Quelque chose disait à Ace que s'il disait qu'il avait fini par devenir ami avec le Loup Blanc, il aurait des ennuis. Ou alors, ça lui apporterait dans l'immédiat plus de problèmes qu'autre chose.
- Intéressant. On dit pourtant que l'on vous a vu ensemble à Vergen et à Loc Muinne.
Là, ce serait plus difficile de mentir. Il y avait cette Cynthia, qui avait espionné Philippa. Connaissant la dévotion des membres de l'empire envers Emhyr, il y avait de lourdes chances qu'on sache la raison de sa présence là-bas. Il connaissait la manœuvre. Ils avaient certainement déjà des informations. S'il mentait, on remettrait en doute tout ce qu'il avait dit. Et la conversation prendrait un tour moins plaisant. De son poste, Marco jeta un œil à Ace qui finit par répondre :
- Geralt suivait Iorveth puisque la magicienne Merigold avait été catapultée par le Tueur de Roi dans les environs de Vergen. Quant à moi, je n'ai fait que retrouver ceux que je considérais comme ma famille en la personne de la devineresse Shiva, du médecin Marco, qui s'avère être mon mari, et du vampire supérieur Thatch. Pendant mon séjour, outre aider peut-être quelques-uns avec mes compétences de sorceleuse, je suis restée dans mon coin pour comploter ma vengeance sur Eilhart.
- Et comment Henselt est-il mort ?
- Je l'ai tué. Et je ne le regrette pas.
Morvran haussa un sourcil surpris.
- Ce gars a foutu ma tête à prix sous prétexte que j'ai un médaillon de chat autour du cou. De toute façon, ça vous a arrangé, non ? Ou peut-être pas. Peu importe, ce qui est fait est fait, et à moins que Radovid ne vous écrase, votre empereur n'en a rien à branler de savoir que j'ai tué Henselt.
Il espérait qu'on n'ait pas touché à la tête réduite qu'il avait accroché à son glaive. Qui pouvait se vanter d'avoir la tête d'un souverain changé en tsantsa ?
- Et pourquoi être allée à Loc Muinne ?
- Eilhart a foutu la merde avec Saskia. Marco s'était fait une mission de l'aider jusqu'au bout, donc, il fallait qu'on intervienne.
- Je vois.
Le nilfgaardien s'appuya sur la chaise pour prendre note.

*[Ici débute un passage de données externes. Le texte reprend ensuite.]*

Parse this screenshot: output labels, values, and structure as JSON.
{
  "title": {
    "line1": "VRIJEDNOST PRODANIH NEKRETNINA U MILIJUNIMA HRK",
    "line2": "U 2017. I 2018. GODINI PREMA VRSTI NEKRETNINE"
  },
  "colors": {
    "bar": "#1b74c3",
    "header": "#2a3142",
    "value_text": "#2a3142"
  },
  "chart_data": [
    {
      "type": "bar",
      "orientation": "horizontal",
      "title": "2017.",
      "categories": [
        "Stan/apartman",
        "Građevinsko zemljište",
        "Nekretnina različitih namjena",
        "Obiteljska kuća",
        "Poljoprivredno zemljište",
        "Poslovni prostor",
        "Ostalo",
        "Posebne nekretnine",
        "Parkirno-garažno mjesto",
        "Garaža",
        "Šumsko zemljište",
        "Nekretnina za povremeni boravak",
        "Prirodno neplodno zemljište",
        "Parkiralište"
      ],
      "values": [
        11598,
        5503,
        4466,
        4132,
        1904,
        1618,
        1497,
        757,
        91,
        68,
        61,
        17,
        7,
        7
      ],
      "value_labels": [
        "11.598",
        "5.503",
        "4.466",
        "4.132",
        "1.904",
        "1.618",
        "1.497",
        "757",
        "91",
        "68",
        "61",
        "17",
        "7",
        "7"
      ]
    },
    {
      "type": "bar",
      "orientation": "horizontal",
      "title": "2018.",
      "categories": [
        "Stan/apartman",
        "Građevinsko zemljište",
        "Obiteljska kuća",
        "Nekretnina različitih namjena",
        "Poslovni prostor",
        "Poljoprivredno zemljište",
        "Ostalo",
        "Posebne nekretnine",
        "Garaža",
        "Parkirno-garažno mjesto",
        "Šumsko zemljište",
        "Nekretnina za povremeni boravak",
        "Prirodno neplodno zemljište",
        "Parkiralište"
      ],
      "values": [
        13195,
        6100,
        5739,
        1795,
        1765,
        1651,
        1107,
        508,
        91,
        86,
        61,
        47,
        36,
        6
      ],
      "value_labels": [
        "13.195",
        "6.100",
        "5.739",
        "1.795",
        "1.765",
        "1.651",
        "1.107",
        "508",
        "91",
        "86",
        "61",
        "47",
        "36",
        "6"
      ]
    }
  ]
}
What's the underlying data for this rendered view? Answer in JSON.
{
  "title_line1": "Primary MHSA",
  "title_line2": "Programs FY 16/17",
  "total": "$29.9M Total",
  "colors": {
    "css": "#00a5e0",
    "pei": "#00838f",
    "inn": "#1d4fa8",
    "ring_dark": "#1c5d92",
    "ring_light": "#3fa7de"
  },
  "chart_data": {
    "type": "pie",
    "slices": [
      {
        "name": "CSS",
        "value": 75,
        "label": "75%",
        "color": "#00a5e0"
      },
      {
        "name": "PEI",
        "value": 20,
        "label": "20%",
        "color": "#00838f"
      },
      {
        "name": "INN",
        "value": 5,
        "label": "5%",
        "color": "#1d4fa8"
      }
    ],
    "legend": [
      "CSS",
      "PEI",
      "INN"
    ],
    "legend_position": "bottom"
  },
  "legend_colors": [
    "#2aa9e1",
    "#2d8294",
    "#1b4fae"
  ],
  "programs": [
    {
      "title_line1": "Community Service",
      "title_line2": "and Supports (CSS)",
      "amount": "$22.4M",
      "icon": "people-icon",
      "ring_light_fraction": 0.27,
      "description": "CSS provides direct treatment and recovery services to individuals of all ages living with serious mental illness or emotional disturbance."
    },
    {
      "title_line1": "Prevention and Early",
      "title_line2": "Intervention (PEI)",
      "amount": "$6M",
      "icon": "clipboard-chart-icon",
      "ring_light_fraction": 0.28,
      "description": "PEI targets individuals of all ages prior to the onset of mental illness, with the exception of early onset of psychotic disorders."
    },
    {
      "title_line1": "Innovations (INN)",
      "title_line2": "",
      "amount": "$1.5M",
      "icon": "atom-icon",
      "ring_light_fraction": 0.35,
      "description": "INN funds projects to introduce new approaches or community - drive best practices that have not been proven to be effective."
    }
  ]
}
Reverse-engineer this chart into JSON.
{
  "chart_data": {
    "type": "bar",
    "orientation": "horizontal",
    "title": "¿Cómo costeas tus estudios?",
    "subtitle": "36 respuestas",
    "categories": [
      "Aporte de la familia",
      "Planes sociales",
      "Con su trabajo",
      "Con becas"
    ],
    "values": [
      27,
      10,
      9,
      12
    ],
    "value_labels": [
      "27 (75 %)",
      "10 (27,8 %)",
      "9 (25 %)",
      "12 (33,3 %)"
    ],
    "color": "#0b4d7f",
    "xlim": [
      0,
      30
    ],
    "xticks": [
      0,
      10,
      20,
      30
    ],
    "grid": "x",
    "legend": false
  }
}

- Et il y a aussi votre étrange proximité avec Anaïs La Valette.
- Et ?
- Où est-elle ? Ce n'est pas n'importe quelle petite fille que vous pouvez prendre avec vous pour en faire une sorceleuse. C'est un pion dans un conflit qui vous dépasse. Vous la déplacez sur l'échiquier, vous attisez les flammes du conflit, en la gardant bien au chaud dans sa cachette. Alors, où est l'enfant ?
Ace sortit de derrière le paravent et croisa les bras. Anaïs n'était pas un pion. C'était une fille indépendante avec le caractère bien trempée de son père. Et elle ferait une reine du tonnerre pour la Temeria… si le royaume venait à être reformée.
- Je vais être franche. La politique, je m'en fous comme de mon premier ours. Anaïs est comme une nièce ou une petite-sœur.
Le D. se rapprocha du nilfgaardien qui porta une main à sa lame en se relevant. Le sorceleur l'empêcha de dégainer en posant une main puissante dessus. L'homme écarquilla des yeux quand ses os se mirent à craquer de façon menaçante.
- Anaïs est mon Enfant Surprise. Alors, comme on dit chez moi… fuck off.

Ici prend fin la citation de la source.